2. In The Alternative, The Court Does Not Have Jurisdiction Over The Claims Alleged As They Are Not Based On A Money-Mandating Statute.

Assuming arguendo, that the claims alleged in the February 15, 2012 Complaint, as amended, were not barred by res judicata, none of the statutes on which Plaintiff relies is money-mandating.

First, 10 U.S.C. § 1552 authorizes the Secretary of a military department to correct military records when the Secretary considers it necessary to correct an error or remove an injustice. See 10 U.S.C. § 1552. “[J]urisdiction under the Tucker Act requires the litigant to identify a substantive right for money damages against the United States separate from the Tucker Act itself.” Todd v. United States, 386 F.3d 1091, 1094 (Fed.Cir.2004). Section 1552, however, “is not the ‘money-mandating’ statute that gives rise to the cause of action that provides the basis for a Tucker Act suit in the Court of Federal Claims.” Martinez v. United States, 333 F.3d 1295, 1315 (Fed.Cir.2003). Therefore, as in Visconi I, the court has determined that, to the extent that the claims alleged in the February 15, 2012 Complaint, as amended, rely upon 10 U.S.C. § 1552 as a basis for jurisdiction, the claims must be dismissed.
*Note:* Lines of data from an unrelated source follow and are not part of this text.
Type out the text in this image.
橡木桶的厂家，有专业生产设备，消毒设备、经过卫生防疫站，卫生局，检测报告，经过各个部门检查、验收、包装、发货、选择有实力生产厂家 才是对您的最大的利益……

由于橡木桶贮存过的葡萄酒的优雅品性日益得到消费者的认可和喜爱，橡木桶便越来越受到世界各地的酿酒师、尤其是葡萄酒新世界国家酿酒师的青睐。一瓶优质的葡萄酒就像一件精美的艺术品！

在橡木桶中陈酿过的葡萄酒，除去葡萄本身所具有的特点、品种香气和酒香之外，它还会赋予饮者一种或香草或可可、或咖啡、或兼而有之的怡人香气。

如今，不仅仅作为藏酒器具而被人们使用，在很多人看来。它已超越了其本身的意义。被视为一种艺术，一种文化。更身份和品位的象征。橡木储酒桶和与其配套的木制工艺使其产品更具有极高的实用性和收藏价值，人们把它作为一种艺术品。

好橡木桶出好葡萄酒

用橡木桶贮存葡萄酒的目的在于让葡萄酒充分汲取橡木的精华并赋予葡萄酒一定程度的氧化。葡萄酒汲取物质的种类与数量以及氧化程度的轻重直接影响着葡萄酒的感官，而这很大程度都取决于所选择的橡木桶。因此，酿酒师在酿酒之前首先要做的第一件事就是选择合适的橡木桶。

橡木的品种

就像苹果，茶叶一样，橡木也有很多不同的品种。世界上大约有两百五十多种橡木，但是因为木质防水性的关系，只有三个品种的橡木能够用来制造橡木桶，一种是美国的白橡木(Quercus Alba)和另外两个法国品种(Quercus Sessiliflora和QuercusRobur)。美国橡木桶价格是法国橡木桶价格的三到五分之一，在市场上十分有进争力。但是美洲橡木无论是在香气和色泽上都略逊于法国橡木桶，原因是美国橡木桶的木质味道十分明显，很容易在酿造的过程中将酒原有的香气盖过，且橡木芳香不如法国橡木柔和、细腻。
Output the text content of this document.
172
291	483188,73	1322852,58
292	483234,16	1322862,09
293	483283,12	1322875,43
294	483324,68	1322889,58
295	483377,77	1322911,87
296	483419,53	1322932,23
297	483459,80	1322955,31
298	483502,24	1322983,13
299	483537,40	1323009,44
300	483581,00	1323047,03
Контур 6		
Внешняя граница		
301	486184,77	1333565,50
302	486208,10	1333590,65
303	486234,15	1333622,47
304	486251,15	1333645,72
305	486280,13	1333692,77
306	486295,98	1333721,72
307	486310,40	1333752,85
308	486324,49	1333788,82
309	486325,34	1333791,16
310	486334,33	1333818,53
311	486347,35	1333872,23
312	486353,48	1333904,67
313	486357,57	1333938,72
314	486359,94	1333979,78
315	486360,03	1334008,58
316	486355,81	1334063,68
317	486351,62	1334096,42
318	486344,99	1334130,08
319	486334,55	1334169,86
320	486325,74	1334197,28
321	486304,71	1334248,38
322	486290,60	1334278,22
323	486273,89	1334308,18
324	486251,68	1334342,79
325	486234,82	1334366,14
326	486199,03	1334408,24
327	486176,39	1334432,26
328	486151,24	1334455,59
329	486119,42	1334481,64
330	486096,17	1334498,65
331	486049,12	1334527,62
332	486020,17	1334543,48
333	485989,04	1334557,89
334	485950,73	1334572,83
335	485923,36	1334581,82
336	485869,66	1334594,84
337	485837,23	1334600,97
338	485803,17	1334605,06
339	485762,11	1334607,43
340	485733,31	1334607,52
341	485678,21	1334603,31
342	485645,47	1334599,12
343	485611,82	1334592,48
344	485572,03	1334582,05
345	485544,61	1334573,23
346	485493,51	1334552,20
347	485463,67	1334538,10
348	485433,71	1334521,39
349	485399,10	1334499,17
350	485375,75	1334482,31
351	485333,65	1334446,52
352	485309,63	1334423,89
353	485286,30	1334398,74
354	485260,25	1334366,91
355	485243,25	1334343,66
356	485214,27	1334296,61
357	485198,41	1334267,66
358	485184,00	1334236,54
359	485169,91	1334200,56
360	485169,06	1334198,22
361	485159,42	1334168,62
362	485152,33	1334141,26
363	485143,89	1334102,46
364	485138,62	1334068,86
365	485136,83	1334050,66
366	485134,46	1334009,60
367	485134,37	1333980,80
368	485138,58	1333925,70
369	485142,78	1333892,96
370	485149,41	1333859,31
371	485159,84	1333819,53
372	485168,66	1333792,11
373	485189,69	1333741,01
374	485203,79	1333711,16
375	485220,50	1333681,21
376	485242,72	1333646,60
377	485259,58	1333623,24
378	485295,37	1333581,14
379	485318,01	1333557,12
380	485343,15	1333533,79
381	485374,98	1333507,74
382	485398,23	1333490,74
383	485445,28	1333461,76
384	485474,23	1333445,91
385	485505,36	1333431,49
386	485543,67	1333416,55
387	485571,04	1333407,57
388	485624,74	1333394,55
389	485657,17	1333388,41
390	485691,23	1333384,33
See RCFC 12(b)(1).

Section 300aa-12 provides the court with jurisdiction over proceedings to determine if a petitioner is entitled to compensation for a vaccine-related injury or death. 42 U.S.C. §§ 300aa-ll, 300aa-12. Plaintiffs claims are in no way related to vaccine injury, and therefore those sections provide no basis for the claims alleged in the February 15, 2012 Complaint, as amended.

*350In addition, the court does not have jurisdiction under the APA. The APA provides that “[a] person suffering legal wrong because of an agency action, or adversely affected or aggrieved by agency action within the meaning of a relevant statute, is entitled to judicial review thereof.” 5 U.S.C. § 702. But, no substantive APA review is available in the United States Court of Federal Claims. See Lion Raisins, Inc. v. United States, 416 F.3d 1356, 1370 n. 11 (Fed.Cir.2005) (citation omitted). Instead, “Federal district courts—not the Court of Federal Claims—are the proper fora for APA actions.” Stroughter v. United States, 89 Fed.Cl. 755, 763 (2009). In addition, “the APA is not a jurisdictional statute and does not confer jurisdiction on a court not already possessing it.” Nat’l Corn Growers Ass’n v. Baker, 840 F.2d 1547, 1559 (Fed.Cir.1988). Nor does the APA mandate the payment of money damages. See Heagy v. United States, 12 Cl.Ct. 694, 697-98 (1987). Therefore, the APA does not provide the court with a basis for jurisdiction for adjudicating the claims alleged in the February 15, 2012 Complaint, as amended.

In this case, Plaintiff has asserted monetary claims for damage to his reputation caused by the BCNR’s failure to make the requested corrections. Claims for the correction of military records “are outside the parameters of the Court of Federal Claims’ Tucker Act jurisdiction unless they are somehow ‘tied and subordinate to’ a separate claim for money.” Millican v. United States, 2006 WL 5640829, at *8 (Fed.Cl. Aug. 24, 2006) (quoting James v. Caldera, 159 F.3d 573, 580-81 (Fed.Cir.1998)). As for alleged defamation by private parties, these are tort claims over which a United States District Court or state court may have jurisdiction, but this court does not. See 28 U.S.C. § 1491(a); see also Aetna Cas. & Sur. Co. v. United States, 655 F.2d 1047, 1059 (Ct.Cl.1981) (“Tort claims ... are expressly beyond our Tucker Act jurisdiction.”).

III. CONCLUSION.

For the reasons discussed above, the court grants the Government’s May 16, 2012 Motion to Dismiss Plaintiffs February 15, 2012 Complaint, pursuant to RCFC 12(b)(1).

IT IS SO ORDERED.

. On June 25, 2012, the court issued an order that Plaintiff's June 25, 2012 Response was a Sur-Reply, to which the Government need not respond.